Daily treatment of mice bearing MAGL-expressing tumours with JZL184 (40 mg/kg po) produced similar impairments in tumour growth rates. Addition of palmitic or stearic acid, two principal FFAs regulated by MAGL in aggressive cancer cells, to cells with genetically or pharmacologically reduced levels of MAGL restored their migratory activity in vitro. Similarly, tumour growth was enhanced in MAGL-deficient xenografts when the mice were fed a high fat diet. Cancer cells engineered to stably over-express MAGL also showed significantly reduced MAGs and elevated FFAs, a profile that was accompanied by increased migration, invasion and survival in vitro and enhanced tumour growth in vivo.
The effects of MAGL on cancer aggressiveness were found not to be mediated by endocannabinoid signalling but are suggested instead to be, at least in part, caused by increased production of bioactive lipids such as LPA and PGE2 that act on GPCRs to promote high migratory activity.

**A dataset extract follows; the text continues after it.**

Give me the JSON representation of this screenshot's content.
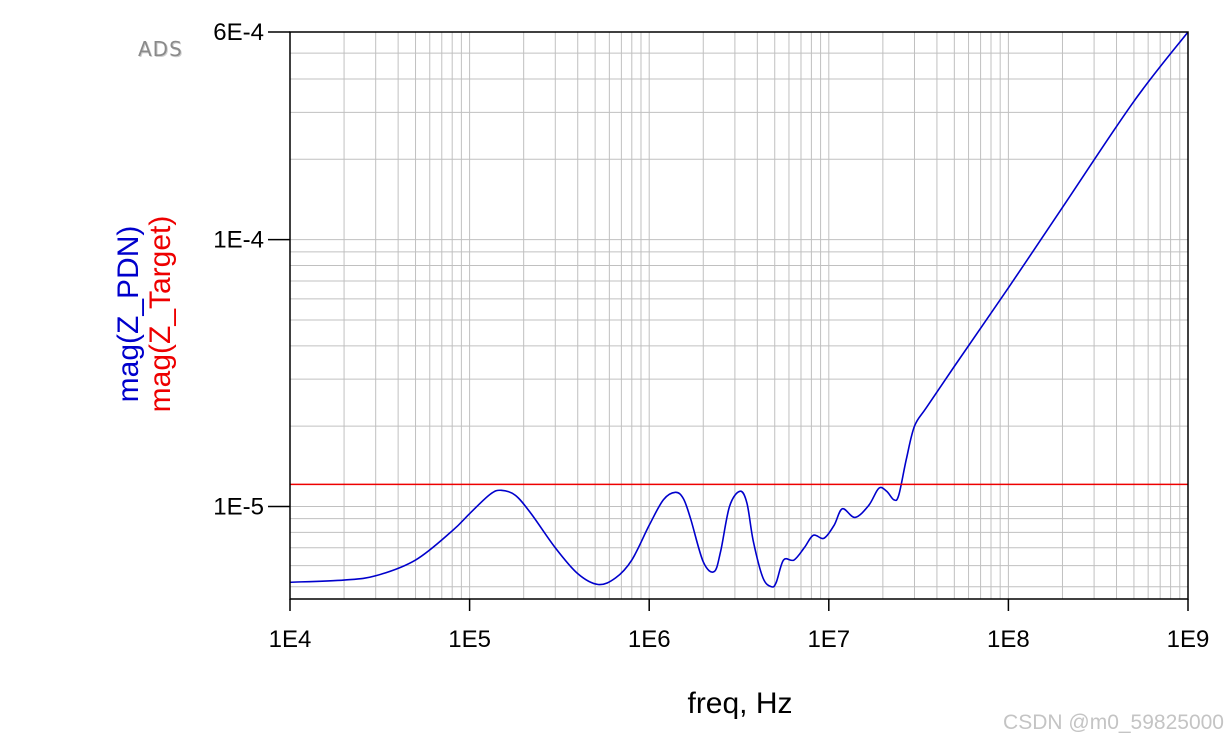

Both in vitro and in vivo studies showed that aggressive cancer cells acquire the ability to liberate FFAs by increased expression of MAGL and that this contributes to the aggressive phenotype. Since MAGL is not required for cell survival, but instead promotes progression to a more aggressive phenotype, if shown to slow tumour progression in people, inhibitors of MAGL may have a better safety profile and offer advantages over existing treatments for cancer.
Since the mid-1990s, sphingosine-1-phosphate (S1P) has become one of the most widely studied lipid mediators. Many of the biological effects of S1P are mediated by signalling through cell surface receptors but researchers led by a team at Virginia Commonwealth University School of Medicine have now discovered a new role for this versatile lipid. Writing in the September 4th issue of the journal Science, they report that S1P is also produced in the cell nucleus by type 2 sphingosine kinase and plays an important role in gene regulation by inhibiting histone deacetylases (HDACs). Histones are the main protein component of chromatin and play a role in gene regulation, a function which is further refined by post-translational modifications. Acetylation of positively charged amino groups on the histone by histone acetyltransferase enzymes reduces its ability to bind to negatively charged phosphate residues on DNA and allows gene transcription to take place. HDACs are a family of enzymes that remove these acetyl groups, increasing binding to DNA and preventing transcription. The use of synthetic HDAC inhibitors as chemotherapeutic agents to treat a variety of cancers is being explored but physiological regulators of HDACs had not previously been identified. The new study shows that S1P is an important endogenous epigenetic regulator of gene expression and may help in the design of new HDAC inhibitors.